1. No lawyer below the age of 45 and above the age of 55 should be considered for appointment as judge of a high court.

2. As for elevation of district and sessions judges to high court benches, the collegium wants the maximum age to be capped at 58 and a half years.

However, for appointment, the age of the judge at the time the vacancy arose would be considered.

Background
The recommendation of the collegium, which assumes significance because the Centre has been insisting upon an age clause in the MoP

What does the Centre say about this?
The Centre’s contention is that it would ensure uniformity and transparency in the appointment process and also rule out the possibility of members of the collegium adopting preferential yardsticks while recommending names. The Centre believes it would also end discretion, which too leads to favouritism.

Reason behind the move
Incidentally, during the hearings before a Supreme Court on a bunch of petitions challenging the constitutionality of the National Judicial Appointments Commission Act (NJAC), 2015, Attorney General Mukul Rohatgi had pointed to the appointment of the 59-year-old sister of a previous CJI as judge of a high court to make his arguments against the collegium system.

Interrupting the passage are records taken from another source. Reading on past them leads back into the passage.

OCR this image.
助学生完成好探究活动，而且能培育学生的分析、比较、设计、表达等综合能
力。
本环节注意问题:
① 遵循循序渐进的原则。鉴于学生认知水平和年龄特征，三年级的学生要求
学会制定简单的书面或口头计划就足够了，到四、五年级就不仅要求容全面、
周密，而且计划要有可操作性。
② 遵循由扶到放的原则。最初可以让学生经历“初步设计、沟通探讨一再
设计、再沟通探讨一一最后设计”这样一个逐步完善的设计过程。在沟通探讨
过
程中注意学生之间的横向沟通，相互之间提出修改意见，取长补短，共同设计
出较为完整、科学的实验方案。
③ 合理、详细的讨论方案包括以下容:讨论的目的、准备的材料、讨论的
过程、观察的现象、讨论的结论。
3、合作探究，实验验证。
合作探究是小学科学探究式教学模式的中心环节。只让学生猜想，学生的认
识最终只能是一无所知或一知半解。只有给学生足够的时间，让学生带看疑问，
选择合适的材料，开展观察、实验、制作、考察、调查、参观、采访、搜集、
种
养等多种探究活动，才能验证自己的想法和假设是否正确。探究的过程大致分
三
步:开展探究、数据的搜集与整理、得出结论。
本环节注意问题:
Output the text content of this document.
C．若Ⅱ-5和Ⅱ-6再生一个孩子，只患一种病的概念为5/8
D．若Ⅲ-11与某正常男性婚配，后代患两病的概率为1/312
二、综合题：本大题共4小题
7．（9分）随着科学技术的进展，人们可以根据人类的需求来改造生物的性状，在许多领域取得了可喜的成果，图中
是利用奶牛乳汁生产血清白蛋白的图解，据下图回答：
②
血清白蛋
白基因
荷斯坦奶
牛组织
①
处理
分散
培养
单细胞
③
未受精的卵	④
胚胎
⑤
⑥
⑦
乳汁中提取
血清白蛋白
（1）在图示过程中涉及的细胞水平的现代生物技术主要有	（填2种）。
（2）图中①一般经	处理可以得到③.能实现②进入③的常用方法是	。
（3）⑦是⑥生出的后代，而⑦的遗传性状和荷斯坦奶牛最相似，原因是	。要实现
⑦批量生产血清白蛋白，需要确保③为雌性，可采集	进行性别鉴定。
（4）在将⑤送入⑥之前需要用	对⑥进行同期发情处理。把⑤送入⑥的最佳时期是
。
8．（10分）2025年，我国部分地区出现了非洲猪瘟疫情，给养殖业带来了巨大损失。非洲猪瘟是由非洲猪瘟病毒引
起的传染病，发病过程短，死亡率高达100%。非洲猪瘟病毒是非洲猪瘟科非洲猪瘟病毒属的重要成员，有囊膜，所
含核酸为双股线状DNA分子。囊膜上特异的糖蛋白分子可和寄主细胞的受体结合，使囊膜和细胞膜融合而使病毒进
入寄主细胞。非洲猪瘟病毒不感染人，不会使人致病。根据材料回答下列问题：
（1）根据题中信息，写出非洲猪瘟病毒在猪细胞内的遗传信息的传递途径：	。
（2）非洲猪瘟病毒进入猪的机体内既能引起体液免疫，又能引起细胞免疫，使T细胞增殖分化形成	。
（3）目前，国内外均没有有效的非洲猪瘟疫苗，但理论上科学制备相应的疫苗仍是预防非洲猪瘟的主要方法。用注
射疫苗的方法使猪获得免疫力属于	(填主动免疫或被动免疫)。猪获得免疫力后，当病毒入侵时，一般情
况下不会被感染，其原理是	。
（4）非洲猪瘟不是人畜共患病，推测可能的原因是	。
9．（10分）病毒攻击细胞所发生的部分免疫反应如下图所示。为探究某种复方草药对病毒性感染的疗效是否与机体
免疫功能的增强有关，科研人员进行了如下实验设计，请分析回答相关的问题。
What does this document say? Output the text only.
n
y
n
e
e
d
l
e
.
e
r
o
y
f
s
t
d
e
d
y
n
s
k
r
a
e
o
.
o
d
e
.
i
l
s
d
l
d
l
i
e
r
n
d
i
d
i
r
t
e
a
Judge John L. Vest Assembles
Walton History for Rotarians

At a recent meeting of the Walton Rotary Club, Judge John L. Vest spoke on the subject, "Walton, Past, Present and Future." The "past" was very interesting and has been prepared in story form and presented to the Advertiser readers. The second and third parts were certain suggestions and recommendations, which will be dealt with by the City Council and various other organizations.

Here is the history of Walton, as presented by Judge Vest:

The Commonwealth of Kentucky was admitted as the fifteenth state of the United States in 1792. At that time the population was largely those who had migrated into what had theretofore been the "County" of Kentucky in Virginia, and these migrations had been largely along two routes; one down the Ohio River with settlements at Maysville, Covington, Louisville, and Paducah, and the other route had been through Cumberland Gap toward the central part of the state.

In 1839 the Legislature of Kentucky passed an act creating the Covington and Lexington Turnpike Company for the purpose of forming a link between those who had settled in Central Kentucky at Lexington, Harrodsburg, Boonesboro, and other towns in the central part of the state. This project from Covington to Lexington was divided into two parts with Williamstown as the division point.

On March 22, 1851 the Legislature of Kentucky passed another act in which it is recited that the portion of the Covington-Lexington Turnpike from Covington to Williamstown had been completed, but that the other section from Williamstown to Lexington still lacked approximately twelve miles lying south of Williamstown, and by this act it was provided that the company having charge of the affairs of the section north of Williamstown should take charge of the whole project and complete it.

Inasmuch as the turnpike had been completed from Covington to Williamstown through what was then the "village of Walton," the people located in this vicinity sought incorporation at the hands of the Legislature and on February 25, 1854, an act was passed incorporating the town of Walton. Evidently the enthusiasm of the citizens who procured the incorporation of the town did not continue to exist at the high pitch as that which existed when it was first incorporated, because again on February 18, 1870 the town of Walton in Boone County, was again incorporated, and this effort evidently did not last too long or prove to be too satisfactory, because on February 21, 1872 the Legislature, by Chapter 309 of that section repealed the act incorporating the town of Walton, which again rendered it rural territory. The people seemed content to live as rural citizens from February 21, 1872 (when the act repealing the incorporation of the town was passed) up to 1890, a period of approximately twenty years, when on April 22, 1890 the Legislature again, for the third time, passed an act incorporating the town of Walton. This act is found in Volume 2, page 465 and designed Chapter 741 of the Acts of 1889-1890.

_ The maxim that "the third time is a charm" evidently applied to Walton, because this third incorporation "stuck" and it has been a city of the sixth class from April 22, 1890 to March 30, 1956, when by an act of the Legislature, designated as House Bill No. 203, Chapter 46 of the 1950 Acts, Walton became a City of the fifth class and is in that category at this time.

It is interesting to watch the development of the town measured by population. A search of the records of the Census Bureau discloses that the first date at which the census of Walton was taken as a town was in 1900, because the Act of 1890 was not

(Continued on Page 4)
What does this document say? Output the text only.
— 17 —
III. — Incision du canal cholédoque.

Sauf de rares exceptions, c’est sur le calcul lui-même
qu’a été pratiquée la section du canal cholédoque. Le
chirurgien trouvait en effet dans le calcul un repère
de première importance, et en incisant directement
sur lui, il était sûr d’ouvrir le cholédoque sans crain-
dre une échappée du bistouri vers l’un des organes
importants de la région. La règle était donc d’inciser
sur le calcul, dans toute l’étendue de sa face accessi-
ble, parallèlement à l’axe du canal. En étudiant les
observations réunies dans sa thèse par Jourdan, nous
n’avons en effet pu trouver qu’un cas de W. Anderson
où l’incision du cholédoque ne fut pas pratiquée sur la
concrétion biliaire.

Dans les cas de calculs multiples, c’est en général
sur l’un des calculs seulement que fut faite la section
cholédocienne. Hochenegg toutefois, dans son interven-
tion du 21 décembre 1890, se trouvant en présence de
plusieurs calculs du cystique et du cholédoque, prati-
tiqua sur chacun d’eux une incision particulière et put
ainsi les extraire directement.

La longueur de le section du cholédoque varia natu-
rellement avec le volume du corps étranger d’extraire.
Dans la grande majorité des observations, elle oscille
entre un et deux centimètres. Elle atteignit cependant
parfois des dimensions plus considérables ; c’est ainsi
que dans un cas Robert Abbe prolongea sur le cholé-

Suggestions of the government rejected by the judiciary
1. The government wanted to include in the power to reject any name (with the government) for appointment as a judge of the high court for reasons of “national security”.

2. The proposal to have some fixed representation for women and marginalised sections. In its recommendations to the Centre, the collegium has only conceded that, as far as possible, representation would be given to women and marginalised sections.

Representation of Schedule Caste, Schedule Tribe and Women in Judiciary
Articles 124 and 217 do not provide for reservation for any caste or class of persons, but successive governments have been requesting the judiciary to appoint more persons from these groups, in view of the “inadequate representation of various sections of people, lower percentage of Judges belonging to SCs, STs and women”.

Currently the Supreme Court has only one woman judge and no Scheduled Caste judge. The situation in the high courts is also not encouraging.